Endurance Idahor
- Endurance Idahor with Al Merrikh SC

Personal information
- Full name: Endurance Idahor
- Date of birth: 4 August 1984
- Place of birth: Edo, Nigeria
- Date of death: 6 March 2010 (aged 25)
- Place of death: Omdurman, Sudan
- Height: 1.75 m (5 ft 9 in)
- Position(s): Striker

Senior career*
- Years: Team / Apps / (Gls)
- 2001–2003: Igbino Babes
- 2003–2004: Julius Berger
- 2004: Gạch Đồng Tâm Long An
- 2004–2005: Dolphins
- 2006–2010: Al-Merreikh / 62 / (46)
- 2008: → Al Nasr (loan) / 11 / (5)

International career^{‡}
- 2003-2005: Nigeria U23

= Endurance Idahor =

Nigerian footballer

Endurance Idahor (4 August 1984 – 6 March 2010) was a Nigerian professional football player who played for Sudanese club Al-Merreikh. On 6 March 2010, Idahor collapsed during a league game and later died on his way to the hospital.

==Career==
In 2003, Idahor tied for the Nigeria Premier League scoring title with 12 goals for Julius Berger and moved in 2005 to Dolphins FC. On 23 February 2006, Idahor left Dolphins and moved to Sudanese club Al-Merrikh, he was sent out on loan to Emirati club Al Nasr in January 2008 for 7 months.
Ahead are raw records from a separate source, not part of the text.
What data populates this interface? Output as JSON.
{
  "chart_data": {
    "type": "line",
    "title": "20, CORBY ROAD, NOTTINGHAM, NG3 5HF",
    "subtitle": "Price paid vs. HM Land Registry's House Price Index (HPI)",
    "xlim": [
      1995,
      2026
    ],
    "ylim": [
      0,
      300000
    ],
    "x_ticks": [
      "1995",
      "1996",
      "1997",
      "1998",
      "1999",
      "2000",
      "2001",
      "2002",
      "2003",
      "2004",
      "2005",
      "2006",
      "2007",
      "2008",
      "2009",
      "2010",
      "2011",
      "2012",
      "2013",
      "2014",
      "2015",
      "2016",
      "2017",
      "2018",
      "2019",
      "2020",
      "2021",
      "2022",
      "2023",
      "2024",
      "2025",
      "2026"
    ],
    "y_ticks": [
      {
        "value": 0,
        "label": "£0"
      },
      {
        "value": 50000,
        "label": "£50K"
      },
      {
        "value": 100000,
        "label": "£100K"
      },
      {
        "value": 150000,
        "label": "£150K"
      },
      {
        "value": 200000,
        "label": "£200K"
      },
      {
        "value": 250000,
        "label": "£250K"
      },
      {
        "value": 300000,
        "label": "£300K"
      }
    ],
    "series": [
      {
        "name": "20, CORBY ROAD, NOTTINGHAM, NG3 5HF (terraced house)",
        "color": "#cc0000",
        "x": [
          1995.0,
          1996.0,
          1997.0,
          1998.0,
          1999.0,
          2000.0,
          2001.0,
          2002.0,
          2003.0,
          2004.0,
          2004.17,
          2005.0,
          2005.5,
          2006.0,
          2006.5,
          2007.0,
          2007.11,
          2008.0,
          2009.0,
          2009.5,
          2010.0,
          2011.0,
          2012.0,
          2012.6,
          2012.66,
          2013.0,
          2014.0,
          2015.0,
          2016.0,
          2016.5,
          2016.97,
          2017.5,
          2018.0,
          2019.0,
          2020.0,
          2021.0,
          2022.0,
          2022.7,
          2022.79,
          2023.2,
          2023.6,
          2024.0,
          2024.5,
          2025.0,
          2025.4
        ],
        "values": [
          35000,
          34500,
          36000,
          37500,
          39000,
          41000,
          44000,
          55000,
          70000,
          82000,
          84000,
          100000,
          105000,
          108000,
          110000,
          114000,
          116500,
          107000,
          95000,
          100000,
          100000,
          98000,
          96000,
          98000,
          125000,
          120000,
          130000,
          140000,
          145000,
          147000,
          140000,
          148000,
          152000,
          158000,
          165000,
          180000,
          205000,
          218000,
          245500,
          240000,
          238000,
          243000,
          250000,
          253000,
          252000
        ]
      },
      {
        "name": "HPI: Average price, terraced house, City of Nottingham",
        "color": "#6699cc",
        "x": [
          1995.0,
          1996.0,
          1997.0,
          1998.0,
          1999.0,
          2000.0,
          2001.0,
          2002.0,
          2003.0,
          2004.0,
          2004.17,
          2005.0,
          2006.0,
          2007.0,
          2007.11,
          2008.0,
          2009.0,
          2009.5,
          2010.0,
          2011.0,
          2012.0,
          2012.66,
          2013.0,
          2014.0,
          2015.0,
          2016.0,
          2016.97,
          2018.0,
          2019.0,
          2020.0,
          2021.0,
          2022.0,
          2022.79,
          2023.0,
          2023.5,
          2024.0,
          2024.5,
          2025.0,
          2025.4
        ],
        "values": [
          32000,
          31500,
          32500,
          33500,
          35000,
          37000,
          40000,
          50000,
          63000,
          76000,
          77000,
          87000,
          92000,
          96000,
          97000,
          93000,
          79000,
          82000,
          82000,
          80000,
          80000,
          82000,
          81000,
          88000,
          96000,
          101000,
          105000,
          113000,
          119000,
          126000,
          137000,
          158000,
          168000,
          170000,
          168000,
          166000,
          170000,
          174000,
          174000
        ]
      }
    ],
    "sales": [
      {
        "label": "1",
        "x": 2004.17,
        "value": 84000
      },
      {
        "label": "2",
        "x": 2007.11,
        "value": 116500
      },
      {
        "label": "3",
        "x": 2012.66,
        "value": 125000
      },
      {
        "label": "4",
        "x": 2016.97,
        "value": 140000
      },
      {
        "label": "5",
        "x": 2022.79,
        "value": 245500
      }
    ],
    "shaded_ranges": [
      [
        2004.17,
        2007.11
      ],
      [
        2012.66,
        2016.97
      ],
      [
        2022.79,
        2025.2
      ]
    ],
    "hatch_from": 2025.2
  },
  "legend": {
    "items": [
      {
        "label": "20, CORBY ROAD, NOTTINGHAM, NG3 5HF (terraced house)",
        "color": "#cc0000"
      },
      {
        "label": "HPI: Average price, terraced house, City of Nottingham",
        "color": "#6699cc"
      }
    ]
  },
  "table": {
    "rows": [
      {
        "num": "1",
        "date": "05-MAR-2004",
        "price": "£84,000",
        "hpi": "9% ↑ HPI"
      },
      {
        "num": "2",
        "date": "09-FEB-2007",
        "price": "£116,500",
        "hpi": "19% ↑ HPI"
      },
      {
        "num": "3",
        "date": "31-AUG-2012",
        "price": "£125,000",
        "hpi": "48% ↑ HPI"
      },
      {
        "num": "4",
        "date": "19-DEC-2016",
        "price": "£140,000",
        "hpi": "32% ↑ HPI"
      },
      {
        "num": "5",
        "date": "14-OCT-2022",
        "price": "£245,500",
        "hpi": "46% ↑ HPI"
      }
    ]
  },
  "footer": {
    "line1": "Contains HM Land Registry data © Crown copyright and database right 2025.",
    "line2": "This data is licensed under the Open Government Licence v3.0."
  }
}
During his return he became a key player in the first team squad, becoming the top scorer and leading the club to their first CAF Confederation Cup final since 1989. Idahor has also played for the U-23 Nigeria national football team.

He collapsed in a match after a minor collision with other player and died on the way to a hospital.